In the scholarly article published the Journal of Archaeological Science, the research team is cautious about declaring this Vero mammoth engraving the oldest art of the Americas. They point out a curious discovery in 1959 at the highly contested archaeological site, Hueyatlaco, near Valsequillo, Mexico. There Juan Armenta Camacho found a mastodon pelvis incised with images of several Ice Age animals, including a mammoth. The pelvis has since been lost (Purdy et al 14). Shrouded with controversy, this object will hopefully resurface. Found in Oklahoma, the Cooper Bison skull is the oldest known painted object in the Americas and dates back to 12,200 years ago. Cross-hatched lines and other abstract designs appear on rocks found in Texas, which date from approximately 11,500 years ago (Bower).

The research team briefly writes, “The similarity of the Vero engraving with Upper Paleolithic European art begs the question of whether this similarity is simply due to coincidence or if there exists a more direct Ice Age connection between North American and Europe as Stanford and Bradley (2004) have argued” (Purdy et al 12). That is as far as they state. Personally, I believe time will reveal that ancient peoples’ migration routes are more complex than imaginable; however, logically, it would follow that if two different groups both saw a mammoth, their rendering of the animal would be similar.

The carving is quite elegant. The lines are curvilinear, and one would imagine that an artist who can butcher a mammoth would be extremely deft at handling a knife. The multiple carving marks along the contour could be mistakes, but they imply motion. The far, hind leg is completely carved out, suggesting a shadow. The base of the trunk and front foreleg are not clearly terminated; rather, they fade into the negative space.

Online responses to mainstream press articles about the find are predictably horrible. Some suggest that the artist had to be European not Native American, even though it accepted by even the staunchest Clovis First advocate that Paleo-Indians had widely settled the Americas by 11,000 BCE. Basic science, both Native American and Western, is apparently not getting through the general public.

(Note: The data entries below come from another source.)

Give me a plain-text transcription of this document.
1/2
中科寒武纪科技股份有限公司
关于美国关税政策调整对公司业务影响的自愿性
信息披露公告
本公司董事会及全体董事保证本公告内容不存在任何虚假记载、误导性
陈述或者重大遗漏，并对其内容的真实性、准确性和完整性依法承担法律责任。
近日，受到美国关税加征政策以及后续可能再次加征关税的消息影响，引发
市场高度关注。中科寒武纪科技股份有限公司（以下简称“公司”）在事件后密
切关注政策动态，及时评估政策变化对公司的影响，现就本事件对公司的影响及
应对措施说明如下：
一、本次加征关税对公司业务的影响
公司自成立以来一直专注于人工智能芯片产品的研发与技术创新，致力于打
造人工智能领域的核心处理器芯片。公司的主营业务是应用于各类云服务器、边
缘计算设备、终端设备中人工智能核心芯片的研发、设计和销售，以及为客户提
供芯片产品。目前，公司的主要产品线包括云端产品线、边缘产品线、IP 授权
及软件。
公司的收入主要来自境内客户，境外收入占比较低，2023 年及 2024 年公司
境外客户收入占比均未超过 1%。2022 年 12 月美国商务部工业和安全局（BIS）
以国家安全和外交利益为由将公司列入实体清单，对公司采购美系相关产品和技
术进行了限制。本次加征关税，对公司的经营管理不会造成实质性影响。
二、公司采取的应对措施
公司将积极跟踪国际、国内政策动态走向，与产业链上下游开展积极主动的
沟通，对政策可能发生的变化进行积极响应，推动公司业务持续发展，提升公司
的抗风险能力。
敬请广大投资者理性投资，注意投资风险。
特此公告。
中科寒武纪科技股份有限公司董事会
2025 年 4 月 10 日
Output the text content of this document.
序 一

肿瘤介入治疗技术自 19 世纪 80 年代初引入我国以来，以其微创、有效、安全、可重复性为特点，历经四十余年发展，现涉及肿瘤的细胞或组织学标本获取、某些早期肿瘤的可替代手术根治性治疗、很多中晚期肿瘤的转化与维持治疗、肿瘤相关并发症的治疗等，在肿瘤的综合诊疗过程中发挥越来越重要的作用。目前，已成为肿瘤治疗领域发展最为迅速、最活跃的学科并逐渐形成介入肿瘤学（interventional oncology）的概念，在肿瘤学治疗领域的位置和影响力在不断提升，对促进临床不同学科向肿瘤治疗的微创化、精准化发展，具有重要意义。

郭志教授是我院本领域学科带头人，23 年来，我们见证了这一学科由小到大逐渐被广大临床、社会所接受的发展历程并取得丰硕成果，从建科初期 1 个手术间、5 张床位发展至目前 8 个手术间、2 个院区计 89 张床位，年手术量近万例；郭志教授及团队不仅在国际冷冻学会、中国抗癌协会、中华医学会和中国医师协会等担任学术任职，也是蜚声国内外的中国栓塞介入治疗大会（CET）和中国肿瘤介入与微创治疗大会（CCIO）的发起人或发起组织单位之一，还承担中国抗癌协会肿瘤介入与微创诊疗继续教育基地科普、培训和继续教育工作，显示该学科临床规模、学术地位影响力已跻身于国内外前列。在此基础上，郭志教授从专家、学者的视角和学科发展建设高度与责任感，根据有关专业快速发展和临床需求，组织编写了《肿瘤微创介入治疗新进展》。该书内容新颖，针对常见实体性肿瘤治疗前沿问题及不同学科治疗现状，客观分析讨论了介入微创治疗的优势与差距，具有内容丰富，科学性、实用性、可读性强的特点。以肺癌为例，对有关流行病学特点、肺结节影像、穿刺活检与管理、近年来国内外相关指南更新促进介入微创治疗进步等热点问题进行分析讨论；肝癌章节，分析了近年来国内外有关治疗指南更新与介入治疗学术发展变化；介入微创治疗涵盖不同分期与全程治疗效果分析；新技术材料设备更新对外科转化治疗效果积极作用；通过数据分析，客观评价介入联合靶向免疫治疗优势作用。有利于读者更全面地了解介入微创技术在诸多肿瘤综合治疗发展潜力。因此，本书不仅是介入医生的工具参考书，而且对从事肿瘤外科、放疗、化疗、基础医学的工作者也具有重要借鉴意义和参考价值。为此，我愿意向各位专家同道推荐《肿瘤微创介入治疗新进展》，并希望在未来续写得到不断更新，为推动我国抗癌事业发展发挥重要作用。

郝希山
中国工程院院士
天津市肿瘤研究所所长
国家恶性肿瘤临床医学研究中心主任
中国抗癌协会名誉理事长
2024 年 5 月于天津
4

Other people can’t believe anything so realistic could be made so long ago. But much ancient art is highly naturalist due to the keen observational skills a hunter would require. The artist had living models from which to work. The profile of the walking mammoth shows receding perspective in the tusks and legs. Popular culture has dictated that Native American art is flat with no perspective, but this view comes from the early 20th century, and even pre-20th century ledger art often displayed foreshortening and perspective. The artist was observing from life, not necessary from a stylized artistic tradition, so the realistic rendering makes sense.

  • Bower, Bruce. "Bone may display oldest art in Americas." Science News. 27 June 2011.
  • Purdy, B.A., Jones, K.S., Mecholsky, J.J., Bourne, G., Hulbert, R.C., MacFadden, B.J., Church, K.L., Warren, M.W., Jorstad, T.F., Stanford, D.J., Wachowiak, M.J., Speakman, R.J. "Earliest Art in the Americas: Incised Image of a Proboscidean on a Mineralized Extinct Animal Bone from Vero Beach, Florida." Journal of Archaeological Science (2011), doi: 10.1016/j.jas.2011.05.022
  • Corliss, William R. "A Mammoth Fraud In Science." Science Frontiers. No. 61: Jan-Feb 1989.